A ce rythme, la capitale économique mériterait bien la nomination de capitale « aculturelle » du Maroc. Analyse de la situation avec Hicham Bahou, figure emblématique de L’Boulevard et militant culturel depuis quatorze ans.


Actuel : Vous avez annoncé l’annulation de L’Boulevard Festival et du Tremplin L’Boulevard cette année. Il y a peu, Casa Music l’a été également. Que se passe-t-il réellement ? N’y a-t-il plus de place pour la culture dans la capitale économique ?

Hicham Bahou : D’abord, peut-on imaginer une ville de sept millions d’habitants sans aucun lieu culturel appartenant à la ville, je veux dire des lieux officiels ? Je ne connais que des centres culturels étrangers à Casablanca : l’Institut français, le Cervantès, le Goethe Institut…

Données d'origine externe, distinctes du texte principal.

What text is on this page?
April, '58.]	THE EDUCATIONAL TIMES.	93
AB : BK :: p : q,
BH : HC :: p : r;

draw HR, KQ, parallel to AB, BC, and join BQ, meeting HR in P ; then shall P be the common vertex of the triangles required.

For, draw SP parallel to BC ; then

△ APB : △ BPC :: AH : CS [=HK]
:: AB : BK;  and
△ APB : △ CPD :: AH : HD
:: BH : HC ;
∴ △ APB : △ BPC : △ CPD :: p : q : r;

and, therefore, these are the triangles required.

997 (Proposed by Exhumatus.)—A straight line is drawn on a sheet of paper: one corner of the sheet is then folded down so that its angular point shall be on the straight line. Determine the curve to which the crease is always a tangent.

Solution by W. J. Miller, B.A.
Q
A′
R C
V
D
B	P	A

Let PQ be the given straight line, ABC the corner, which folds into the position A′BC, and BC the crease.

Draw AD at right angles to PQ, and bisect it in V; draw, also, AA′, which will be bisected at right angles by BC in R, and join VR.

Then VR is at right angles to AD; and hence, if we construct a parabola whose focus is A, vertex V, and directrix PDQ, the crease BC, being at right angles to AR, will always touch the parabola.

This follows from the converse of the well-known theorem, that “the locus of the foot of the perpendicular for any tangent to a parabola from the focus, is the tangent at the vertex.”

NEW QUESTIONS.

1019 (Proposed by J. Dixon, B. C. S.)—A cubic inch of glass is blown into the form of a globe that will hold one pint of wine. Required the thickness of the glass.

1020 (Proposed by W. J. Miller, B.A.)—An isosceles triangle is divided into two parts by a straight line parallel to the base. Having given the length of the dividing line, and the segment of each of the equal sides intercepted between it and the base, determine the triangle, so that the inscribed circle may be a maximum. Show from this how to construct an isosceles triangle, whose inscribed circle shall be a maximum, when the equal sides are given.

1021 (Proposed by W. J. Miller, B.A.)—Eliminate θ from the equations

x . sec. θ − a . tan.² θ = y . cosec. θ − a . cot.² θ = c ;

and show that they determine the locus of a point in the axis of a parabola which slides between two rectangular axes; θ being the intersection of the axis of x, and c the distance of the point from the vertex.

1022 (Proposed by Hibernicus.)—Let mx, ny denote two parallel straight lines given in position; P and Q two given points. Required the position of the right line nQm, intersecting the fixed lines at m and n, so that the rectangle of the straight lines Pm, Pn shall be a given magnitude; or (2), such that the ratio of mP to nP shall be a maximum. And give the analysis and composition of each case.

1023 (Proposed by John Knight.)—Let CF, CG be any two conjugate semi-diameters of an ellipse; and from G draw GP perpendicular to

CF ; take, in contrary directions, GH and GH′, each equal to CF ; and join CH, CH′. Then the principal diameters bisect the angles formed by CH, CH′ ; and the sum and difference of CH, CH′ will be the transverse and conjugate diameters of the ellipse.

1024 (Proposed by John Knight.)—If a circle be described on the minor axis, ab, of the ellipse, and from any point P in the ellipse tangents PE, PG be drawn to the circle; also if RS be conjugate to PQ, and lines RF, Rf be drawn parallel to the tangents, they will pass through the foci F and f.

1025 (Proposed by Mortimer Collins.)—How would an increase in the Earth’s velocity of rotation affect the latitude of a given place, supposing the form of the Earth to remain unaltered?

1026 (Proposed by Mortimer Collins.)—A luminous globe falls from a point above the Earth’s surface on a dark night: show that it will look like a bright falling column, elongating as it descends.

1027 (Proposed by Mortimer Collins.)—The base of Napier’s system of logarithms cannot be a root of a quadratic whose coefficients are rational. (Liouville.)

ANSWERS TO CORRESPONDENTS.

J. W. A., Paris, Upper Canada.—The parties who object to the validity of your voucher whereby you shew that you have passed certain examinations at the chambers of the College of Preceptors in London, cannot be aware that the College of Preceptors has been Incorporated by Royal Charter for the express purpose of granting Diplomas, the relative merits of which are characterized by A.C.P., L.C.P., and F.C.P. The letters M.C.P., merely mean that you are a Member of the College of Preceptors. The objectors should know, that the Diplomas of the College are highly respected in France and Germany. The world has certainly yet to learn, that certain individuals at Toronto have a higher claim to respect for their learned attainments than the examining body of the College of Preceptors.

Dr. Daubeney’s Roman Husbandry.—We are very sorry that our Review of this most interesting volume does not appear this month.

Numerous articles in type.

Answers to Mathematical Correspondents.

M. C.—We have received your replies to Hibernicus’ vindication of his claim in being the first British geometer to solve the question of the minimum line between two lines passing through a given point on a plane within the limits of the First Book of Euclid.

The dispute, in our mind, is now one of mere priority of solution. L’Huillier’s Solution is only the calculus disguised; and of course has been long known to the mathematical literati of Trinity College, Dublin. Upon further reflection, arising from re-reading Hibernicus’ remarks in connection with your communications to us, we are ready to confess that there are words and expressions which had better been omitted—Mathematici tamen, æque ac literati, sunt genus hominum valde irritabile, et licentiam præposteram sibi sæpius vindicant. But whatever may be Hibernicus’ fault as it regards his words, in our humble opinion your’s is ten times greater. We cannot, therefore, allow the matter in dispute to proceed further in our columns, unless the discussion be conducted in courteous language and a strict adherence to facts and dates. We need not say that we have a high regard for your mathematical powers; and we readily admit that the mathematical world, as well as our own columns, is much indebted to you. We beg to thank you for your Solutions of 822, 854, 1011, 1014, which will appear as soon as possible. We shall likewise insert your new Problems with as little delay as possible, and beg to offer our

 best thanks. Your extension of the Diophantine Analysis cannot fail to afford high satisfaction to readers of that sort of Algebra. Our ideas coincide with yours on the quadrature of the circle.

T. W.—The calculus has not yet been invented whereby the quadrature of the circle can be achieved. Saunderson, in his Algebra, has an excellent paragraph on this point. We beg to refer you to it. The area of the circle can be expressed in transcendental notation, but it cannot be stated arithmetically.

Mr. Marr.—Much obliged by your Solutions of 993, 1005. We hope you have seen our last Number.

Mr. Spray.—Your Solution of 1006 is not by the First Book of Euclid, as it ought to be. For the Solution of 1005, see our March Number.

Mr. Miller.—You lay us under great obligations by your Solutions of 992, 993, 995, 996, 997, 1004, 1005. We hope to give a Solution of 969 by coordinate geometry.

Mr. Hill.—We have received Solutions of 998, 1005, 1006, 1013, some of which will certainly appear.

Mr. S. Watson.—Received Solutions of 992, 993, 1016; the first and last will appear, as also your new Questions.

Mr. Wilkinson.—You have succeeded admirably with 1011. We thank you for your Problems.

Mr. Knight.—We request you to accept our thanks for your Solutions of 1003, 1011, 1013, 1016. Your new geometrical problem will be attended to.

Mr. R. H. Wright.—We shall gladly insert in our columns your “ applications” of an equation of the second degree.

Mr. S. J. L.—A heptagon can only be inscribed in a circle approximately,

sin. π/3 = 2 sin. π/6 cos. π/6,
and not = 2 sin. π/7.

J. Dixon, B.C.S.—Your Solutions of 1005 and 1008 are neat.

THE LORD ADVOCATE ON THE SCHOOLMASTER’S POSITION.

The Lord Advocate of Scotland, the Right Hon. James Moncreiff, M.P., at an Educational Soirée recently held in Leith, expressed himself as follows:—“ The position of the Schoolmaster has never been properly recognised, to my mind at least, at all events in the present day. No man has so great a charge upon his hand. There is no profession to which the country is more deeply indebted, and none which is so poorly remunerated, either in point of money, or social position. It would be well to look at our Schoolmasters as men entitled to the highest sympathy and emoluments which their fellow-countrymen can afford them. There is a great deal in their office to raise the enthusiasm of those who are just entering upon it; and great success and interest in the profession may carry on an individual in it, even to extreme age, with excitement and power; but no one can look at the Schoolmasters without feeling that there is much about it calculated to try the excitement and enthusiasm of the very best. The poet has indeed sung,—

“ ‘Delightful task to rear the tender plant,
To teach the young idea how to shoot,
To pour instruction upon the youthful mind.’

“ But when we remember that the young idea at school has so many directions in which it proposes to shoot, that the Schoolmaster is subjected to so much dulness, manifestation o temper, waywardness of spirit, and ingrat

Ce sont des lieux où il y a une programmation culturelle régulière. On nous dit, par ailleurs, que nous avons treize centres culturels marocains à Casablanca. Mais ce sont des lieux fermés à la rue, aux quartiers, alors qu’ils sont censés générer un dynamisme culturel. Or, on voit bien que c’est le contraire qui se passe. Ces centres supposés dédiés à la culture ressemblent davantage à une moqataa qu’à un lieu culturel. Casablanca est une ville très faible culturellement. Et tout le problème vient de là.

 

Que voulez-vous dire ? Quel rapport établissez-vous entre la tenue des festivals et l’absence de lieux culturels ?

Le défi de la culture, c’est la régularité des actions. Pour moi, il est bien plus facile de faire un grand événement une fois par an que de mener des actions tout le temps. Cette année, nous n’avons pas pu maintenir nos deux événements, à savoir L’Boulevard Festival ainsi que le Tremplin parce que tout simplement nous n’avons pas eu le temps d’aller chercher l’argent, les sponsors, etc.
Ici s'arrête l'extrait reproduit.